A rebel group has been accused of shooting down a UN helicopter in the Democratic Republic of Congo, amid fears that a proxy war is materialising in the country’s eastern province.
On Tuesday, eight UN peacekeepers were killed when the aircraft crashed while on a reconnaissance mission in the Rutshuru region of DRC’s North Kivu province. Local officials have blamed M23 – a rebel group that caused widespread panic when it took control of the provincial capital of Goma in 2012.
The group had been largely inactive in the years since, but there are now fears that M23 is making a resurgence. Earlier this week, suspected M23 fighters attacked an army base and stormed two villages in an overnight raid around 30 miles north east of Goma. This follows a similar raid in November when two strategic villages were seized by rebel fighters.
There is also an increasing array of armed groups in the region, including the suspected involvement of forces from neighbouring Uganda, Rwanda and Burundi.
Jackie Keegan, head of the UNHCR office in Goma, told The Telegraph that 11,000 people have already fled to neighbouring Uganda amid an uptick in violence, while a further 35,000 have been internally displaced.

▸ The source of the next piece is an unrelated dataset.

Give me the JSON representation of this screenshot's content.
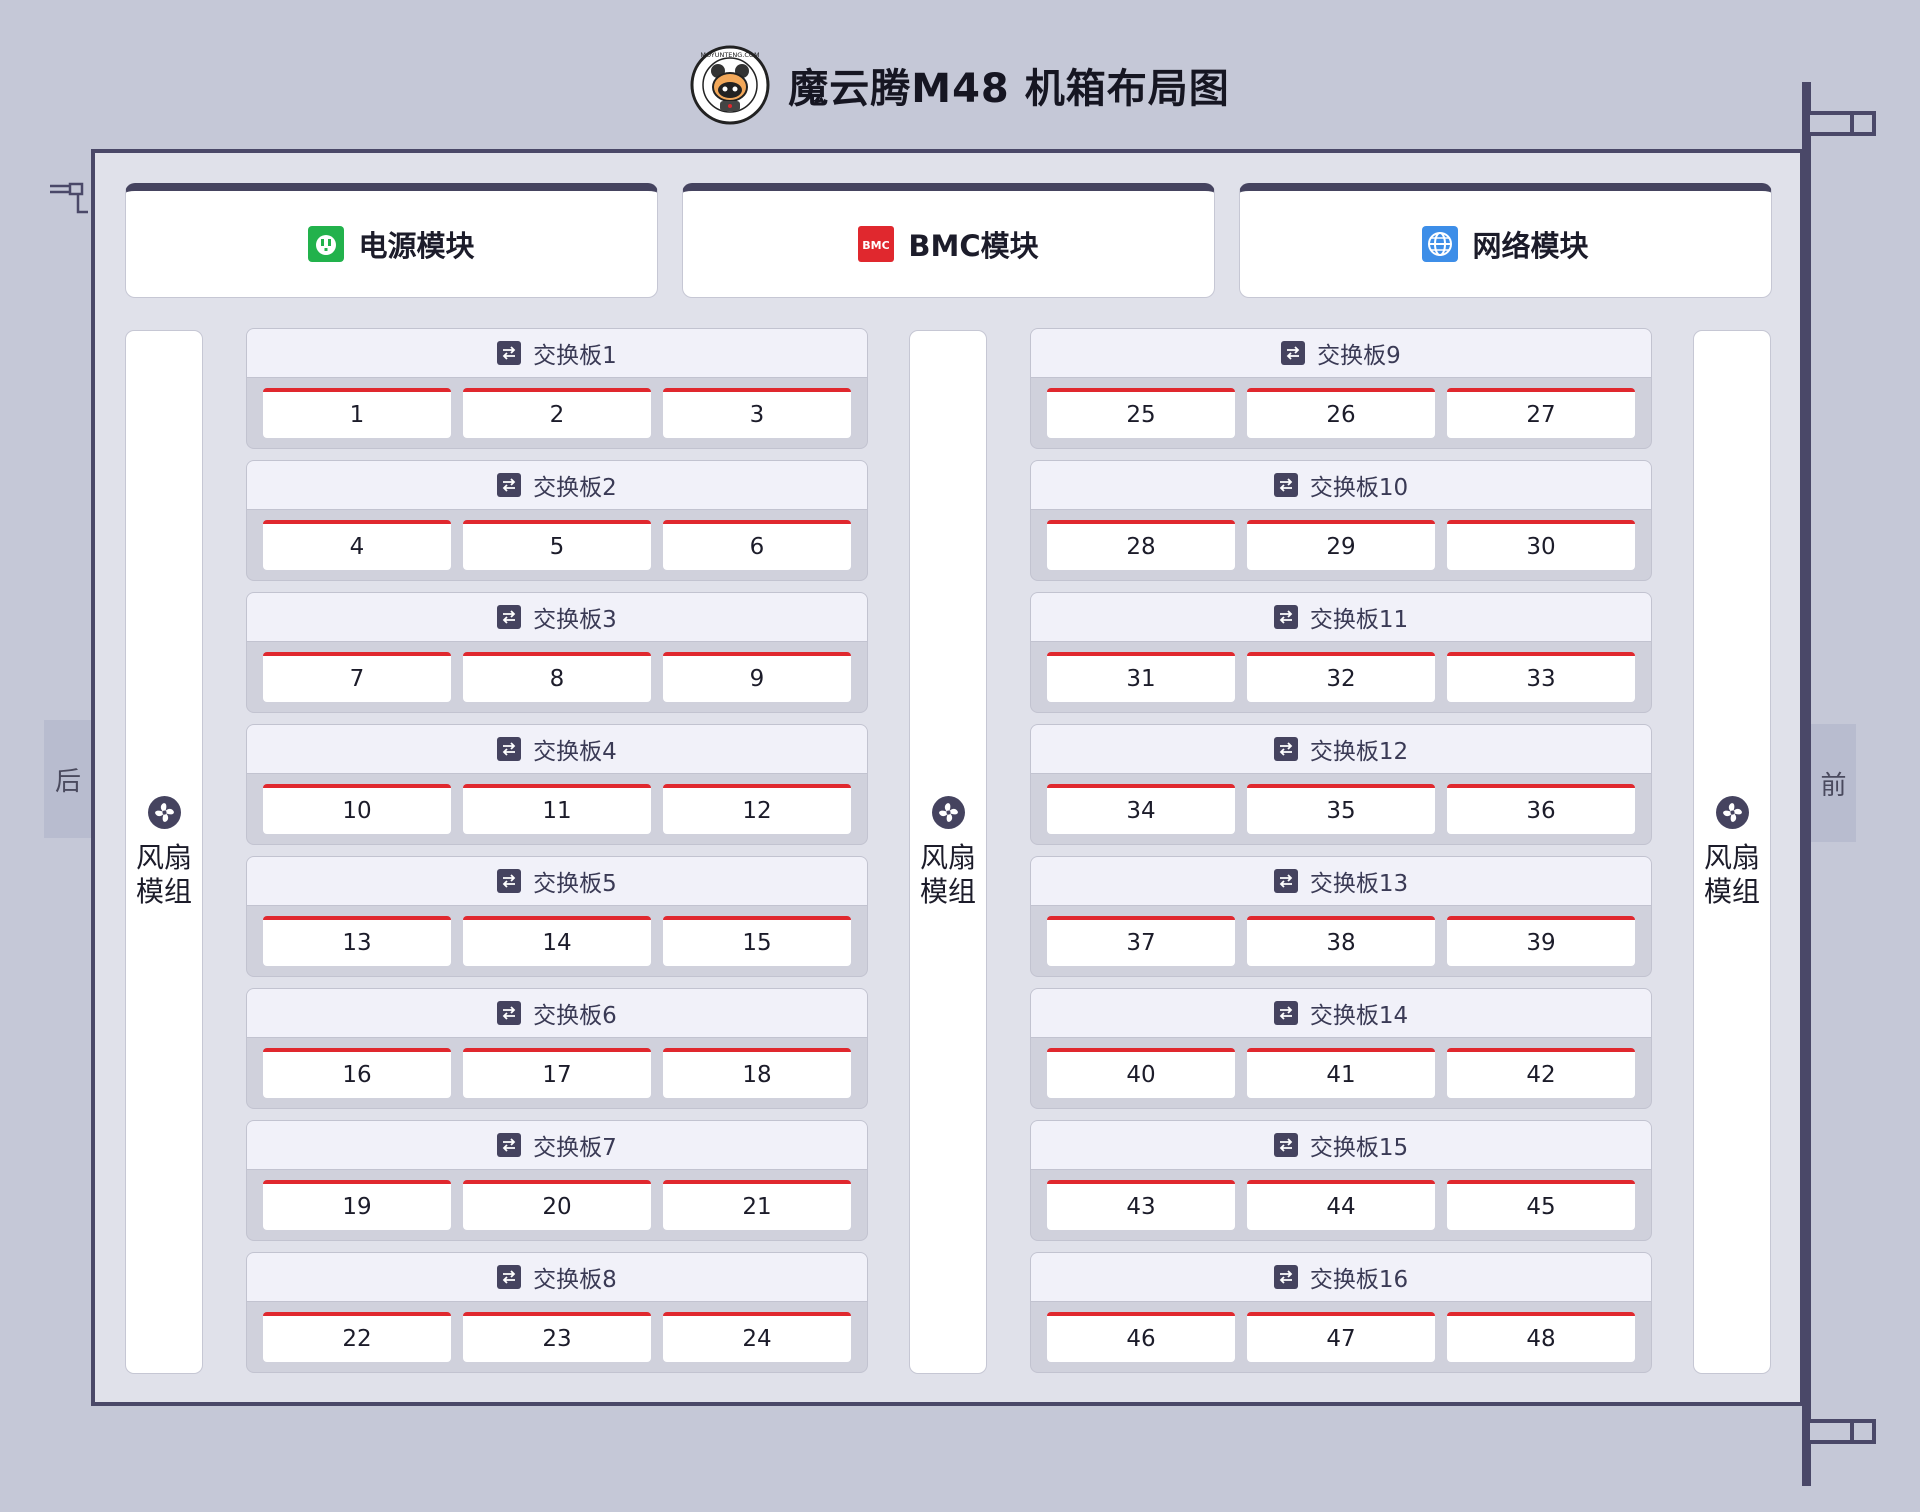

“Most people fled as soon as the attack started,” she said. “There is a risk of children being separated from their families, a risk of opportunistic rape and sexual abuse and a risk of theft as people are stopped at roadblocks by armed groups”.
Humanitarian groups are currently unable to access the patchwork region of forest, hills and plains where they had been administering aid to counter a cholera outbreak and food and water insecurity.
The UNHCR and its partners met on Thursday to discuss the implementation of a 50-mile long ‘humanitarian corridor’ between Goma and the town of Rutshuru, to allow safe passage for humanitarian aid.
A history of war and claims of broken promises
The corridor, however, will require the participation of M23 leaders who have mostly pushed back on claims it is responsible for attacks in recent months.
“Our organisation, the M23, which has been able to patiently wait nine years for the implementation of the peace process, deplores this dreadful option of violence,” its spokesman Willy Ngoma claimed last week.
The M23 group was formed by members of an ethnic Tutsi militia, who claim that a 2009 peace deal to integrate the former rebels into the Congolese army and create a registered political party was not implemented.
The National Congress for the Defence of the People (CNDP) had been fighting the Congolese army in the aftermath of the Second Congo War, which pitted Rwanda-backed Tutsi forces against the national government.
Taking up arms in 2012, the militants wreaked havoc in the North Kivu region until another peace deal was signed the following year, which set out much the same conditions as before and allowed for the repatriation of M23 fugitives who had fled to Uganda. Reports from Ugandan refugee camps suggest that M23 fighters have started returning to the DRC in recent months, saying that the peace deal has not been met.
‘Vivid memories’ of foreign forces on the ground
The outbreak of attacks comes amid recent incursions into the DRC by Uganda and Burundi and accusations that Rwanda is again backing M23, which it has denied.
In December, Uganda led a force of 1,700 soldiers into eastern DRC to hunt down an al-Qaeda linked terrorist group called the Allied Democratic Forces (ADF), which in November detonated two suicide bombs in its capital city of Kampala.
Uganda has been accused of using the military operation to simultaneously loot large quantities of gold from the DRC. Earlier this month, the US sanctioned a Belgium businessman, Alain Goetz, and a Uganda-based company, African Gold Refinery, for the “illicit movement of gold valued at hundreds of millions of dollars per year from the Congo”.
Local officials allege that Burundian soldiers also entered the DRC in December to combat Red-Tabara, a Tutsi-led group that aims to overthrow the Hutu-led government in Burundi. Rwanda, Uganda and to a lesser extent Burundi have long backed proxy forces in eastern DRC in a complex situation partially caused by the spill-over of the 1994 Rwandan genocide between Hutus and Tutsis into the DRC.
The recent build-up of foreign forces, however, has alarmed the international community and local citizens as Rwanda and Uganda both entered the DRC in the late 1990s in what led to a series of wars and millions of deaths.
“When you talk to Congolese, they still have vivid memories of Rwanda and Ugandan forces on the ground,” said Nelleke van de Walle of the Great Lakes Director at Crisis Group, a conflict-mitigation organisation.
“A lot of things are happening at the same time which may lead to an increase in violence.”